Par Christian Pees le 16 Sep 2011

La Chine est au chevet de l’Europe. Son président Hu Jintao assure ses homologues européens de son soutien, avec une toute petite condition : celle d’être reconnue comme une “économie de marché”, facilitant ainsi l’entrée des produits chinois sur le vieux continent et ailleurs. Cette toute puissance de la Chine est indéniable. Le pays se développe à la vitesse de l’éclair, son économie affiche une croissance insolente, les immeubles poussent comme des champignons et les villes sont en perpétuelle expansion.

Mais n’est-ce pas un géant aux pieds d’argile ? La problématique environnementale est lancinante avec une pollution très marquée de l’air et de l’eau. Les Chinois en ont quand même pris conscience en y accordant un budget de 90 milliards d’euros. L’Empire du Milieu souffre également d’un problème de place et construit à la verticale. Des métropoles devraient compter 50 millions d’habitants d’ici peu de temps, posant des problématiques encore inconnues.

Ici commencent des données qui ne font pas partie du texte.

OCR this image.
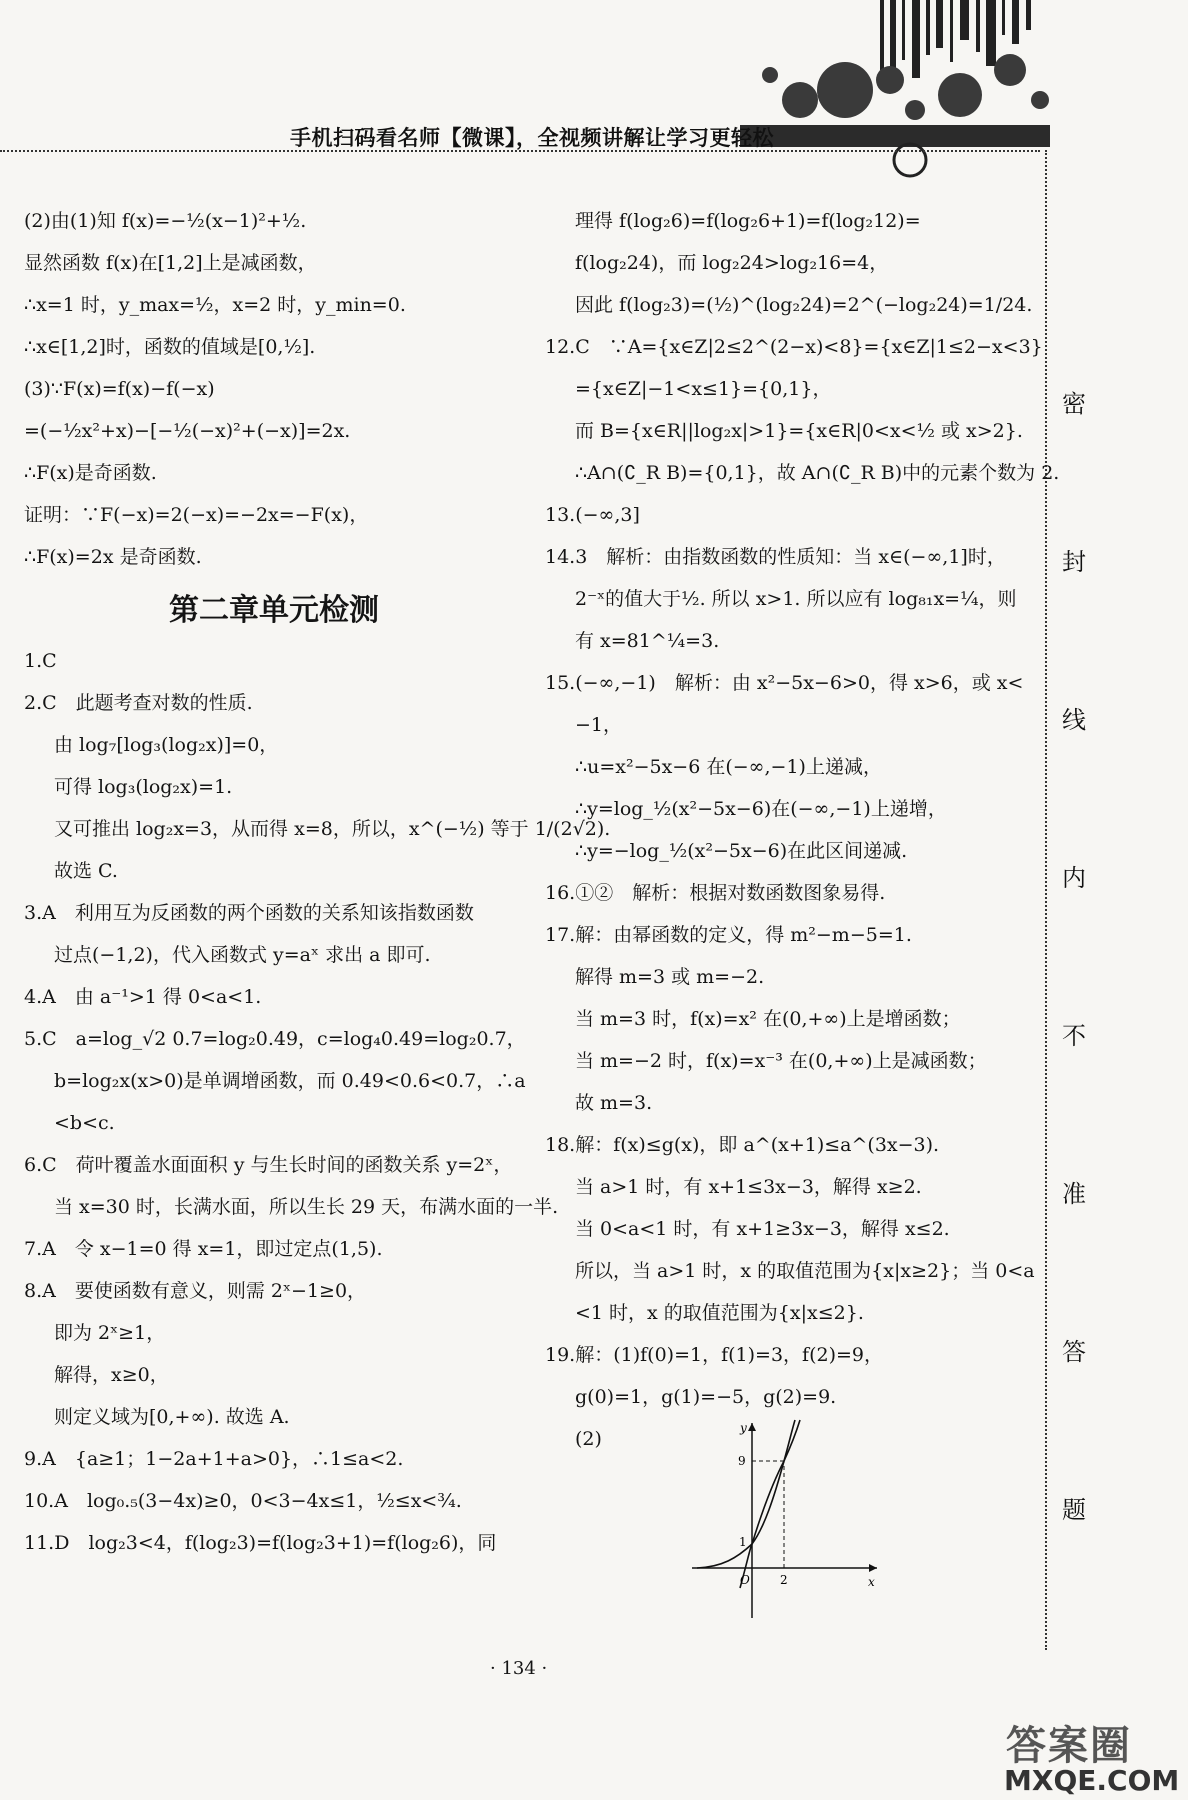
手机扫码看名师【微课】，全视频讲解让学习更轻松
密
封
线
内
不
准
答
题
(2)由(1)知 f(x)=−½(x−1)²+½.
显然函数 f(x)在[1,2]上是减函数，
∴x=1 时，y_max=½，x=2 时，y_min=0.
∴x∈[1,2]时，函数的值域是[0,½].
(3)∵F(x)=f(x)−f(−x)
=(−½x²+x)−[−½(−x)²+(−x)]=2x.
∴F(x)是奇函数.
证明：∵F(−x)=2(−x)=−2x=−F(x)，
∴F(x)=2x 是奇函数.
第二章单元检测
1.C
2.C　此题考查对数的性质.
由 log₇[log₃(log₂x)]=0，
可得 log₃(log₂x)=1.
又可推出 log₂x=3，从而得 x=8，所以，x^(−½) 等于 1/(2√2).
故选 C.
3.A　利用互为反函数的两个函数的关系知该指数函数
过点(−1,2)，代入函数式 y=aˣ 求出 a 即可.
4.A　由 a⁻¹>1 得 0<a<1.
5.C　a=log_√2 0.7=log₂0.49，c=log₄0.49=log₂0.7，
b=log₂x(x>0)是单调增函数，而 0.49<0.6<0.7，∴a
<b<c.
6.C　荷叶覆盖水面面积 y 与生长时间的函数关系 y=2ˣ，
当 x=30 时，长满水面，所以生长 29 天，布满水面的一半.
7.A　令 x−1=0 得 x=1，即过定点(1,5).
8.A　要使函数有意义，则需 2ˣ−1≥0，
即为 2ˣ≥1，
解得，x≥0，
则定义域为[0,+∞). 故选 A.
9.A　{a≥1；1−2a+1+a>0}，∴1≤a<2.
10.A　log₀.₅(3−4x)≥0，0<3−4x≤1，½≤x<¾.
11.D　log₂3<4，f(log₂3)=f(log₂3+1)=f(log₂6)，同
理得 f(log₂6)=f(log₂6+1)=f(log₂12)=
f(log₂24)，而 log₂24>log₂16=4，
因此 f(log₂3)=(½)^(log₂24)=2^(−log₂24)=1/24.
12.C　∵A={x∈Z|2≤2^(2−x)<8}={x∈Z|1≤2−x<3}
={x∈Z|−1<x≤1}={0,1}，
而 B={x∈R||log₂x|>1}={x∈R|0<x<½ 或 x>2}.
∴A∩(∁_R B)={0,1}，故 A∩(∁_R B)中的元素个数为 2.
13.(−∞,3]
14.3　解析：由指数函数的性质知：当 x∈(−∞,1]时，
2⁻ˣ的值大于½. 所以 x>1. 所以应有 log₈₁x=¼，则
有 x=81^¼=3.
15.(−∞,−1)　解析：由 x²−5x−6>0，得 x>6，或 x<
−1，
∴u=x²−5x−6 在(−∞,−1)上递减，
∴y=log_½(x²−5x−6)在(−∞,−1)上递增，
∴y=−log_½(x²−5x−6)在此区间递减.
16.①②　解析：根据对数函数图象易得.
17.解：由幂函数的定义，得 m²−m−5=1.
解得 m=3 或 m=−2.
当 m=3 时，f(x)=x² 在(0,+∞)上是增函数；
当 m=−2 时，f(x)=x⁻³ 在(0,+∞)上是减函数；
故 m=3.
18.解：f(x)≤g(x)，即 a^(x+1)≤a^(3x−3).
当 a>1 时，有 x+1≤3x−3，解得 x≥2.
当 0<a<1 时，有 x+1≥3x−3，解得 x≤2.
所以，当 a>1 时，x 的取值范围为{x|x≥2}；当 0<a
<1 时，x 的取值范围为{x|x≤2}.
19.解：(1)f(0)=1，f(1)=3，f(2)=9，
g(0)=1，g(1)=−5，g(2)=9.
(2)	y
x
O
9
1
2
· 134 ·
答案圈
MXQE.COM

Pour l’instant, le moteur qui permet de sceller un peu tous les éléments est le pouvoir d’achat en constante progression. Mais pour combien de temps ? La Chine fournit le monde entier en vêtements, en appareils électroniques et bien d’autres choses… Mais ce monde est en train de se détraquer, en particulier le monde occidental jadis riche. Les bourses paniquent, certains États sont au bord de la faillite. Est-ce que nous allons pouvoir continuer à leur acheter ce qu’ils produisent ? Devront-ils se retourner uniquement, ou presque, vers leur propre marché de consommation ? Les semaines à venir en diront long sur la capacité de l’Europe à rebondir et sur celle de la Chine à assumer son presque statut de nouvelle puissance mondiale.